The updated skill routes CUDA and Triton tuning through experience/:
| Path | Role |
|---|---|
experience/cuda/CUDA.md |
CUDA strategies organized by memory, compute, latency, and occupancy bottlenecks |
experience/triton/TRITON.md |
Triton strategies for memory access, compute, pipelining, autotuning, and launch/grid choices |
experience/learned/LEARNED.md |
Rules for recording, querying, merging, syncing, and summarizing optimization outcomes |
experience/learned/scripts/experience_log.py |
CLI for add, recommend, search, list, merge, sync, and stats |
reference/hypothesis.md |
Required Hypothesis / Rationale / Expected format and one-variable rule |
Before writing code for a new version, the skill queries learned experience:
python $SKILL_ROOT/experience/learned/scripts/experience_log.py recommend \
--kernel <kernel_type> --backend <cuda|triton> --chip <sm_XX> --bottleneck <type>After each iteration, it records the outcome. At the end, it runs sync and stats before generating final_report.md and benchmark.md.
Full optimization walkthroughs (source code, NCU metrics, per-iteration hypotheses, final reports, and benchmarks) are in demo/DEMO.md.

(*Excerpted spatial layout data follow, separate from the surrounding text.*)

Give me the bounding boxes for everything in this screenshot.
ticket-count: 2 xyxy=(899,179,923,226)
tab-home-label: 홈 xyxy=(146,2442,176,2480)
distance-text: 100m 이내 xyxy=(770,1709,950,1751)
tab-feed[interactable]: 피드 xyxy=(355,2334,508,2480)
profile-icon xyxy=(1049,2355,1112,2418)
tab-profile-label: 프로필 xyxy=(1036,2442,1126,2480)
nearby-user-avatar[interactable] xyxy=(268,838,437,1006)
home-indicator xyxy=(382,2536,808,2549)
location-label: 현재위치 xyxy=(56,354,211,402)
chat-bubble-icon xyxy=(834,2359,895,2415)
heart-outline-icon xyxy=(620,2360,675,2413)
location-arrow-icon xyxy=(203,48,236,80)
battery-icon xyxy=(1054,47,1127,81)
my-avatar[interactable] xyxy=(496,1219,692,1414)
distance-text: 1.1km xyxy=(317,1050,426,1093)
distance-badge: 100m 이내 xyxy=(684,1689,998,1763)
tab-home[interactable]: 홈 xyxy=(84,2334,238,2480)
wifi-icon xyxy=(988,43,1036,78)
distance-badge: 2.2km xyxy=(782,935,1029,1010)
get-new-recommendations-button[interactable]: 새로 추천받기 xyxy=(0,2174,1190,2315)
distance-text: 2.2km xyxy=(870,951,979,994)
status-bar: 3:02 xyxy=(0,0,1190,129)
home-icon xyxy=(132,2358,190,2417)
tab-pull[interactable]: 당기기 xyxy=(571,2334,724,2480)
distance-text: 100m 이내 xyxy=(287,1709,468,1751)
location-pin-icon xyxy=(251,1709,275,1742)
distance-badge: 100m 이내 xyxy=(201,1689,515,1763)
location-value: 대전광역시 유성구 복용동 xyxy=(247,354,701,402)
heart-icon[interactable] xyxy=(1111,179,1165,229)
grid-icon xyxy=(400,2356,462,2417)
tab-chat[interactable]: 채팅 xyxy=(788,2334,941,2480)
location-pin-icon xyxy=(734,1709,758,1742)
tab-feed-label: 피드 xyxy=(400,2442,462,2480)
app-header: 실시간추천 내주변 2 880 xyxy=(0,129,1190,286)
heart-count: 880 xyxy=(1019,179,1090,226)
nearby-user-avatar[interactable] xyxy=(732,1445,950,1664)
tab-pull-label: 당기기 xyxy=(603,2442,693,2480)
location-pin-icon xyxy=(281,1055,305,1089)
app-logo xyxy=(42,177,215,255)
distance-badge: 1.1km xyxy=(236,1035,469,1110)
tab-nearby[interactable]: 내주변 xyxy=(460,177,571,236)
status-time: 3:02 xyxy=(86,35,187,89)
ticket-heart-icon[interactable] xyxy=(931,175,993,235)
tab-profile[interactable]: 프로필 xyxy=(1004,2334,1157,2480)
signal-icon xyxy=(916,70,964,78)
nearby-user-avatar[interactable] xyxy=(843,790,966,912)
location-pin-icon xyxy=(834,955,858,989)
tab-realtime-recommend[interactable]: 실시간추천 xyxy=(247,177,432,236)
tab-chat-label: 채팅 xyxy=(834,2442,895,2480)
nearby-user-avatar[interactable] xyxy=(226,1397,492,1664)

| Case | Shape | Best Version | Iteration Speedup | Best Version vs PyTorch Eager |
|---|---|---|---|---|
| Softmax (CUDA) | N=4096, D=4096 | v2 | 11.72x | 2.73x faster |
| GEMM (CUDA) | M=K=N=1024 | v5 | 1.80x | 0.37x (slower than PyTorch/cuBLAS) |
| MHA (CUDA) | N=512, d=1024, h=16 | v5 | 8.90x | 0.47x (slower than PyTorch) |
| GEMM (Triton) | M=K=N=1024 | v5 | 1.02x | 1.27x faster |
| MHA (Triton) | N=1024, d=1024, h=16 | v5 | 731x | 4.76x faster |
| Softmax (Triton) | N=1024, D=1024 | v0 | 1.00x (v0 already best) | 1.88x faster |